DALLAS — Medical Care International Inc., the nation's largest operator of non-hospital surgical centers, and Critical Care America Inc., the biggest independent U.S. provider of home health care services, said Wednesday that they will merge.
Saying their goal is to revolutionize the health care industry, the companies announced that they will form a new company called Medical Care America Inc. The merger is expected to be completed in late summer or early fall.
Under the agreement, which calls for a tax-free pooling of interests, each Medical Care share will be exchanged for one share in the new company and each Critical Care share for 0.72 share in the new company.
The new company, with a market capitalization of nearly $2 billion, will have assets of $800 million.

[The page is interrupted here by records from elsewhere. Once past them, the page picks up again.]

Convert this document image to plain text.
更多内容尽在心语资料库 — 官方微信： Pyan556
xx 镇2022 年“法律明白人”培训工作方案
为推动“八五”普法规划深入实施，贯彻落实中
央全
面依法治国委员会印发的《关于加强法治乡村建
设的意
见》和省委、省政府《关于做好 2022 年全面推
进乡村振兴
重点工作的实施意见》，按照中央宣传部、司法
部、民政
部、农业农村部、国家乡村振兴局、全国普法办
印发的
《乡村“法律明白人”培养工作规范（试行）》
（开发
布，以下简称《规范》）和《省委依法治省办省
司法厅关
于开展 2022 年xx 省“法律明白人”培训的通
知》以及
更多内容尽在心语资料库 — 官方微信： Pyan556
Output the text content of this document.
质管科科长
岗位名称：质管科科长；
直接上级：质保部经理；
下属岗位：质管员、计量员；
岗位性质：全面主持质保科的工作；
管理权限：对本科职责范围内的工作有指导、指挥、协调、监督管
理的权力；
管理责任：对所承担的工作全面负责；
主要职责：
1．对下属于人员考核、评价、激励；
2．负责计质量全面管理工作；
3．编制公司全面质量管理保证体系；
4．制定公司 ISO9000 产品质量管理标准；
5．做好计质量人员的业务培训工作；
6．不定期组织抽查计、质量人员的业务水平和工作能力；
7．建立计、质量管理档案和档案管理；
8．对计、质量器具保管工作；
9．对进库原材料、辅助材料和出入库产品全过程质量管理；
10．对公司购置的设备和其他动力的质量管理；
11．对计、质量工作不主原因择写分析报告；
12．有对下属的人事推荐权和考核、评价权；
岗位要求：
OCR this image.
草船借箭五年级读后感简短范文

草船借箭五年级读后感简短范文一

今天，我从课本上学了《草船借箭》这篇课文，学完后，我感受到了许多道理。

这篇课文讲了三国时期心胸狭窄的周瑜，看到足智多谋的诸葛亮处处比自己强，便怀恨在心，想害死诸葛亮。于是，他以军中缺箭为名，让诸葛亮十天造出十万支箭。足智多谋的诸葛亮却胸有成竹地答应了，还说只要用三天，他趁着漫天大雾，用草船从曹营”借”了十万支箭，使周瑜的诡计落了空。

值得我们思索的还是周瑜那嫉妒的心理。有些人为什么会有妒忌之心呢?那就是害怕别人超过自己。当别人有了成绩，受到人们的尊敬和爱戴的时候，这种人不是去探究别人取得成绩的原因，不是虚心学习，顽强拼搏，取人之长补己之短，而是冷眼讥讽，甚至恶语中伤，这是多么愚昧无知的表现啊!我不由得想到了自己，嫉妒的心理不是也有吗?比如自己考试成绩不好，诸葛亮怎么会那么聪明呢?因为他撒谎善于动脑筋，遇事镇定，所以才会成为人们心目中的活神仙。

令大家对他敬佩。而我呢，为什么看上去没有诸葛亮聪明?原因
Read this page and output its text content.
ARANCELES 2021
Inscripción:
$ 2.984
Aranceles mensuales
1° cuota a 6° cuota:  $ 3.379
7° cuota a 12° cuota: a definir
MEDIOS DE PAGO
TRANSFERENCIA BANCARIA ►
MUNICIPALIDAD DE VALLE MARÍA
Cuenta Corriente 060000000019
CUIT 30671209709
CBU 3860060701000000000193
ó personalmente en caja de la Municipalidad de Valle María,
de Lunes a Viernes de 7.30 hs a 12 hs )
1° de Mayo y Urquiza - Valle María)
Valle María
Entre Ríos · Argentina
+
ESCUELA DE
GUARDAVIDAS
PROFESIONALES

The merged company is expected to have combined revenue this year of $650 million. In 1991, Medical Care had revenue of $282 million and Critical Care $233 million.
Medical Care International fell $6.50 to $48.50 and Critical Care America $3.875 to $35.375 on the New York Stock Exchange.
Medical Care said Critical Care Chairman and President Patrick S. Smith will serve as chairman of the merged company, and Medical Care Chairman and President Donald E. Steen will be president and chief executive.
Critical Care is based in Nashua, N.H., and Medical Care in Dallas. The merged company will be based in Dallas.
"We're embarking on a quest to revolutionize the health care industry by creating an alternate-site health care network, which will enable patients to receive complex medical services outside the hospital--in the more cost-efficient outpatient and home environments," Smith said.
"The new organization will have access to Critical Care's current marketing, sales, managed care and management training resources," Steen said. "This will enable our combined organizations to create new outpatient health care service packages (and) sell them effectively to our broad physician network."
In the last 10 years, outpatient surgical centers and home infusion therapy have been two of the fastest-growing segments of the health care industry. They offer non-acute health care services and procedures traditionally performed in a hospital on an outpatient basis at lower costs.
The companies said the transaction is subject to antitrust clearance and stockholder approval.